| > I think it is amazing that one relatively simple mathematical construct can produce such a complicated behavior. No complicated behavior was produced. > Or, I don’t know, maybe it says something about the complexity of Dota 2 game? Dota 2 game was not played. A tiny subset of the game was attempted. Since people seem to be just buying whatever OpenAI propaganda sells them, let me be specific: only 18 heroes are in the game. The combinatorics explode when you go from 18 to 110. Go on a 5x5 board is a joke compared to 19x19 Go. This is not hard to understand. > Do short term tactics combined with fast reaction time beat long-term strategy? In a game designed for humans, perhaps yes, because the game wouldn't be tested against extremely fast reaction times. The game was meant to be a strategic game for humans. Just because OpenAI Five appears to play Dota 2 (still doesn't beat any serious players though) doesn't imply anything fundamental about tactics beating strategy. |
The bots were routinely pulling off coordinated team behavior that players couldn't figure out, but that worked. This has to qualify as complicated.

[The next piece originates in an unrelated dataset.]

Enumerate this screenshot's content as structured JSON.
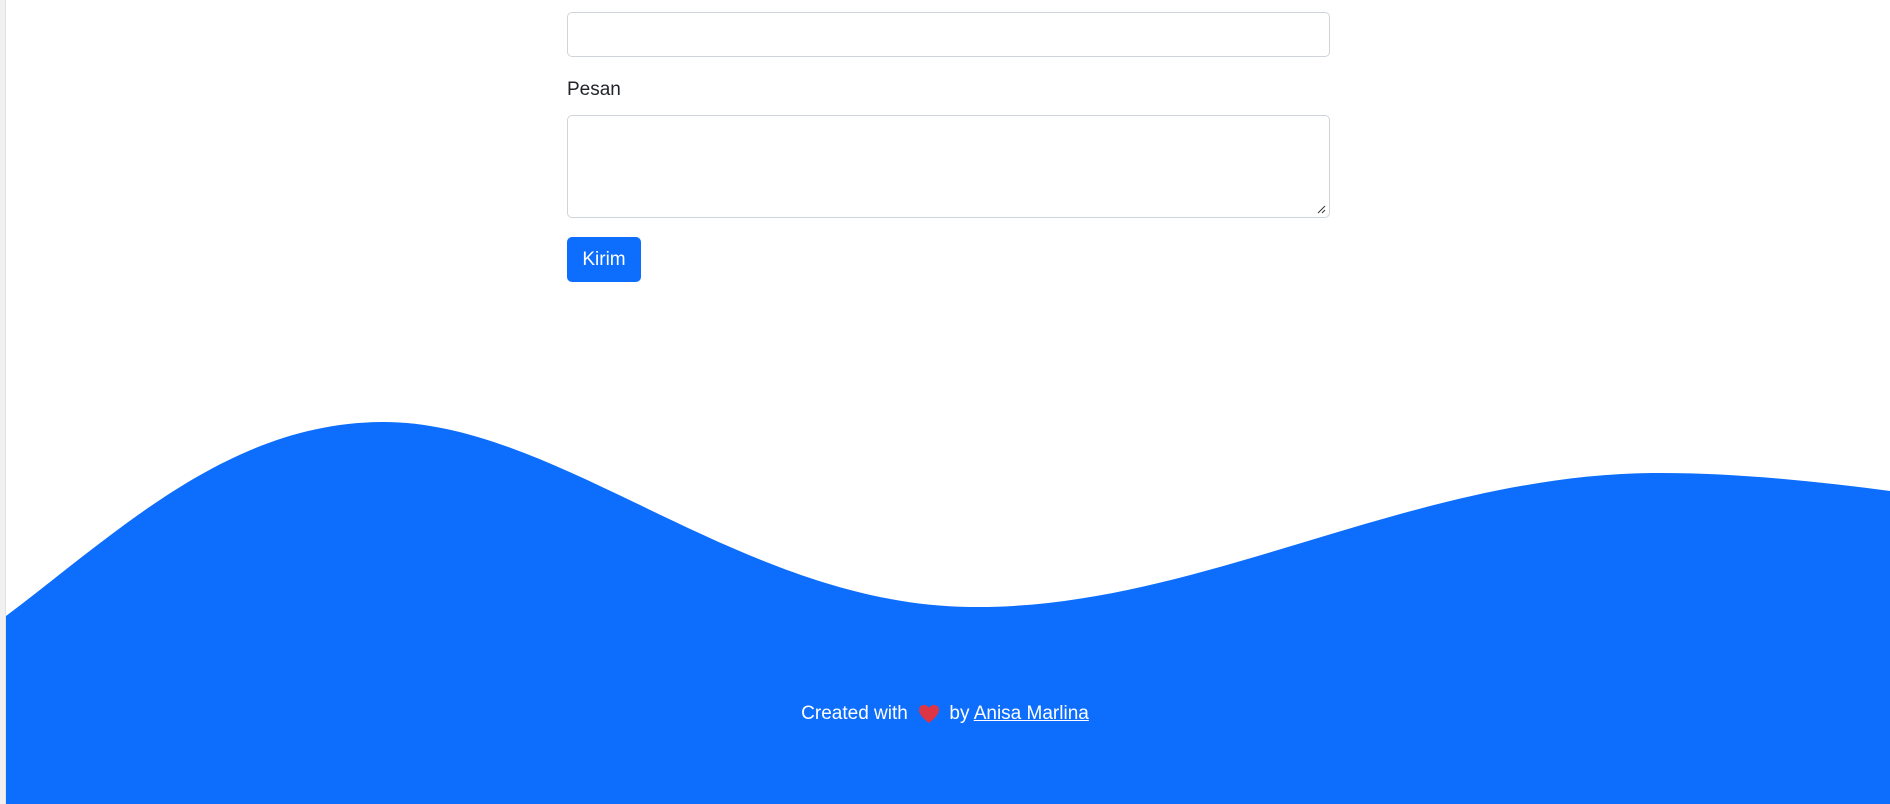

>> Dota 2 game was not played. A tiny subset of the game was attempted. Since people seem to be just buying whatever OpenAI propaganda sells them, let me be specific: only 18 heroes are in the game. The combinatorics explode when you go from 18 to 110. Go on a 5x5 board is a joke compared to 19x19 Go. This is not hard to understand.
Already mentioned that the hero pool has been opened up. Along with the removal of the other restrictions (invincible courier, items) this is basically pure DotA.
>> Just because OpenAI Five appears to play Dota 2 (still doesn't beat any serious players though) doesn't imply anything fundamental about tactics beating strategy.
The bots beat a team of 5 casters (granted, with some of the older restrictions in place) who are individually in the top 1% of DotA players by MMR.
You're flat out wrong or at the very least inaccurate in all three statements that you made.